The Ministry of Education is forming a taskforce to look into the Form One selection criterion that has raised a storm with claims that pupils from public primary schools are given preference to join national schools.
The decision to constitute an 11-member team was reached when Education PS James ole Kiyiapi met representatives of affected schools on Tuesday.
The team, made up of five representatives of the Education ministry and four from private schools, is scheduled to begin its work on Monday and will deliberate for two weeks.
Kenya Primary School Head teachers Association chairman Joseph Karuga and his secondary schools counterpart Cleophas Tirop will represent schools.
The ministry is drawing up its list of nominees. “We will refine the selection formula and make it more predictable to all stakeholders by ensuring that equity, regional balance, and merit are met,” said Prof Kiyiapi.
“After the technical committee presents its findings we hope that students will be able to make informed decisions as early as March,” he added.

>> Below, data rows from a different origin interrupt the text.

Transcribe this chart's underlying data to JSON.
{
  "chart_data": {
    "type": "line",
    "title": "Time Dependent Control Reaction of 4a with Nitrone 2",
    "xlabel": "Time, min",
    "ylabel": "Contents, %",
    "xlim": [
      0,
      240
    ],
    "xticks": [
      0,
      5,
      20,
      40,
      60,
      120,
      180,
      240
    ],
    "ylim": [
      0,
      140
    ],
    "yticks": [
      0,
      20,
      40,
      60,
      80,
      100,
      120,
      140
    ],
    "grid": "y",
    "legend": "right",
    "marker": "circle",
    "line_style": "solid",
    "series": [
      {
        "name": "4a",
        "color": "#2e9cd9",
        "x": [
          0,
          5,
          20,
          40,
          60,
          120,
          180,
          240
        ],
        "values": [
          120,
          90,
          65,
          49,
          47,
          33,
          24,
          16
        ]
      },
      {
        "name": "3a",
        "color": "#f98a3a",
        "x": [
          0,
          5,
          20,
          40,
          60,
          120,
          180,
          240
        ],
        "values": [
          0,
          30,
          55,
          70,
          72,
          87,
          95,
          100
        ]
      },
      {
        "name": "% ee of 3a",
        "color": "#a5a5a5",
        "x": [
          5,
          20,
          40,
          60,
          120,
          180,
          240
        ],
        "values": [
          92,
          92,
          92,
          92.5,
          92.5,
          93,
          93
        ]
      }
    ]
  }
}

It also emerged that the ministry had done a manual re-selection of candidates who scored over 400 marks and had missed out on schools of their choice.
“We will forward our list of nominees even as we continue working on a comprehensive list of recommendations regarding the matter,” said Mr John Kabui, the Kenya Private Schools Association (KPSA) chairman. Mr Kabui will be part of the task force.
Last month, KPSA went to court, for the second year in a row, seeking to have the ministry review the criteria which has seen more students from public primary schools join national secondary schools. Though judge G.B.M Kariuki did not grant a halt to the selection process, he directed that Education minister Sam Ongeri makes public the criteria used in the exercise.
The district quota formula in use saw 65 per cent of national school slots go to students from public primary schools with the balance allotted to their colleagues from private schools.
However, KPSA has in the past maintained that admission should be based on merit as opposed to the type of school pupils attend.
“This is what we have been calling for and with this task force we can now see some light at the end of the tunnel,” said Mr Kabui. The ministry seems to have shelved its hard stance, warming up to talks with private schools’ representatives.
During the launch of the Form One selection process last month, the ministry advised the private sector to invest more in secondary schools as opposed to “fighting” the ministry’s directives.
At the time, Prof Kiyiapi defended the criteria arguing that if all children were allowed to go to schools of their choice they would select top schools while it’s impossible for all to get positions there.